Potensi dan keunggulan guru PAI yang memiliki kinerja baik, adalah:

mempunyai kedalaman pengetahuan manajemen pembelajaran, menggunakan

teknik, model yang kuat, memiliki landasan yang baik tentang pendekatan

ibadah, melaksanakan pengukuran, penilaian, dan penelitian, dapat bekerja

dalam berbagai kehidupan.

Masalah kinerja guru PAI di SMA Kabupaten Subang umumnya terkait

dengan kondisi obyektif yang dihadapi diantaranya, adalah: guru PAI kurang

memperhatikan karakter peserta didik yang masa bodoh, tidak

bersemangat/kurang motivasi.

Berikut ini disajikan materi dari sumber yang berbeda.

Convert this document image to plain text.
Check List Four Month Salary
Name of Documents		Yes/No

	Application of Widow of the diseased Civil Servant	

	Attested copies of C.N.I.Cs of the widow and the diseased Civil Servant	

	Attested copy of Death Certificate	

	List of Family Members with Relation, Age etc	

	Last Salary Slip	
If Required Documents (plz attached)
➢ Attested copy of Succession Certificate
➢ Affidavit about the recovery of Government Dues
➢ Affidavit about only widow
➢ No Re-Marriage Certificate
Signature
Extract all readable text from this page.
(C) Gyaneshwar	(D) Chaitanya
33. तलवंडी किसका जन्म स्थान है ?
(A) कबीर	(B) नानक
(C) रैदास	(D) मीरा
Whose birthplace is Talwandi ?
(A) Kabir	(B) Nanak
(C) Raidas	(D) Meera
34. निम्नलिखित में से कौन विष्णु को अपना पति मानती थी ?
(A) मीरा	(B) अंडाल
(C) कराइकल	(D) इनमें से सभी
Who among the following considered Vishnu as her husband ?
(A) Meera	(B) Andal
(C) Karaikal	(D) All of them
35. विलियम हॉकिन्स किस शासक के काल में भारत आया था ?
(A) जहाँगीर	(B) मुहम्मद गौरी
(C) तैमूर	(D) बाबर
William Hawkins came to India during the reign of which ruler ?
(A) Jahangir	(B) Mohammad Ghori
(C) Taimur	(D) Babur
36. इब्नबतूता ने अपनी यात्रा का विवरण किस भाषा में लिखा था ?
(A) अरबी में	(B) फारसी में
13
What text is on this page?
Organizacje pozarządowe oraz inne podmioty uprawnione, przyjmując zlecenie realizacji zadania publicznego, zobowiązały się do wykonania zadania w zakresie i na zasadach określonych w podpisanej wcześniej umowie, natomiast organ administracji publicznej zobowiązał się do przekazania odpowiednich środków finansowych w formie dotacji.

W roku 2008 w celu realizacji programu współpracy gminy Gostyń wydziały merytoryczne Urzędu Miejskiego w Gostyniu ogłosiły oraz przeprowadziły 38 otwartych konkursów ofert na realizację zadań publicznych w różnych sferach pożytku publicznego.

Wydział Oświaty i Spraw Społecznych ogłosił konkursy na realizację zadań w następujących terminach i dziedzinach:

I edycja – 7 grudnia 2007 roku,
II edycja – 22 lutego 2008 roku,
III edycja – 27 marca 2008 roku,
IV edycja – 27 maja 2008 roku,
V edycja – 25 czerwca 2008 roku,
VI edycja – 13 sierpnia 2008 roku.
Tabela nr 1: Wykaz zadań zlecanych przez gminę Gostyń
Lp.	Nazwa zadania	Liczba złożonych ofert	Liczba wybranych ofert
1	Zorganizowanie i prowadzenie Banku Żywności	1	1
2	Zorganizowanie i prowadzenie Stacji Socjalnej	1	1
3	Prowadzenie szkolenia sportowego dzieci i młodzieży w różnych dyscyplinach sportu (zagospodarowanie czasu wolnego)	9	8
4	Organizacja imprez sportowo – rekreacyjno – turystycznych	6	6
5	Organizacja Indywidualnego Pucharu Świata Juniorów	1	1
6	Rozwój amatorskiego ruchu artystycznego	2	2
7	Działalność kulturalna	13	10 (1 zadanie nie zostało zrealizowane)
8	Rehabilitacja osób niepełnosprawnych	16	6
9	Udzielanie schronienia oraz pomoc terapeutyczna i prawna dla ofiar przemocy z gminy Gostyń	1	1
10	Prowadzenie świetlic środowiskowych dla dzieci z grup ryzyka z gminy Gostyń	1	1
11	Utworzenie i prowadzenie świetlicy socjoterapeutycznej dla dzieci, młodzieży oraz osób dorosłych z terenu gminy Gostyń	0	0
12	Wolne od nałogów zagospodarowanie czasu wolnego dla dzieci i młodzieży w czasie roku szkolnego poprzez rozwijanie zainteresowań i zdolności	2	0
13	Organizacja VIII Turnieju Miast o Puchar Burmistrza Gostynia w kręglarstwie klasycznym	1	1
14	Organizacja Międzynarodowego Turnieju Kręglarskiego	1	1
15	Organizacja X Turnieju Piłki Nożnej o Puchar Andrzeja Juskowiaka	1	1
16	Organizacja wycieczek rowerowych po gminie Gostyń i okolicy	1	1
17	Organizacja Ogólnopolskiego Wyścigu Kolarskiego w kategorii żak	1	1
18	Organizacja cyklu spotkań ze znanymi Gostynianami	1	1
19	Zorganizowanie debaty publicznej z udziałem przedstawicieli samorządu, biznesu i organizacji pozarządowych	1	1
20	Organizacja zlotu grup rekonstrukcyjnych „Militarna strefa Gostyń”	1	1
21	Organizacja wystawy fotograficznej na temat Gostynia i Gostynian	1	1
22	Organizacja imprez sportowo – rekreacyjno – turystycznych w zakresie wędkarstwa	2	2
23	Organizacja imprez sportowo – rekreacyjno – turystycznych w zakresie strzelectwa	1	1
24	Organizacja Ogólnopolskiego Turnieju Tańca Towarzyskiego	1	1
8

Sehingga kebiasaan dan sifat peserta didik

yang jelek tidak berubah ke arah yang lebih baik, guru PAI kurang

memperhatikan perubahan perilaku peserta didik, guru PAI mengukur

perubahan perilaku peserta didik dilihat dari aspek kemampuan kognitif saja

sementara afektif, psikomotorik diabaikan, proses pembelajaran belum

menyentuh semangat untuk bermotivasi, disiplin, tanggungjawab peserta

didik dalam meningkatkan kemajuan dan kualitas, lemahnya penguasaan

manajemen dan budaya pembelajaran mengakibatkan terhambatnya berbagai

upaya pemerintah dalam meningkatkan kualitas pendidikan, kinerja guru PAI

menitikberatkan pada tuntutan administrati dari pada budaya proses

pembelajan yang bermutu, guru PAI mengajar apa adanya tanpa

memperhatikan tingkat karakteristik, kemampuan, dan gaya belajar, kurang

peduli terhadap pembelajaran sehingga mereka menghiraukan keberadaan

peserta didik, apakah mereka sudah terlayani dengan baik atau belum.
Sedangkan kelemahannya adalah sistem pendidikan nasional dengan

sering berubahnya kurikulum pendidikan, maka secara langsung atau tidak

akan berdampak kepada kinerja guru PAI. Out put lembaga pendidik dan

tenaga kependidikan sebagai institusi penghasil tenaga guru, lembaga

pendidik dan tenaga kependidikan memiliki tanggungjawab dalam

menciptakan guru berkualitas dan tentunya suatu ketika berdampak pada

pembentukan sumber daya manusia berkualitas.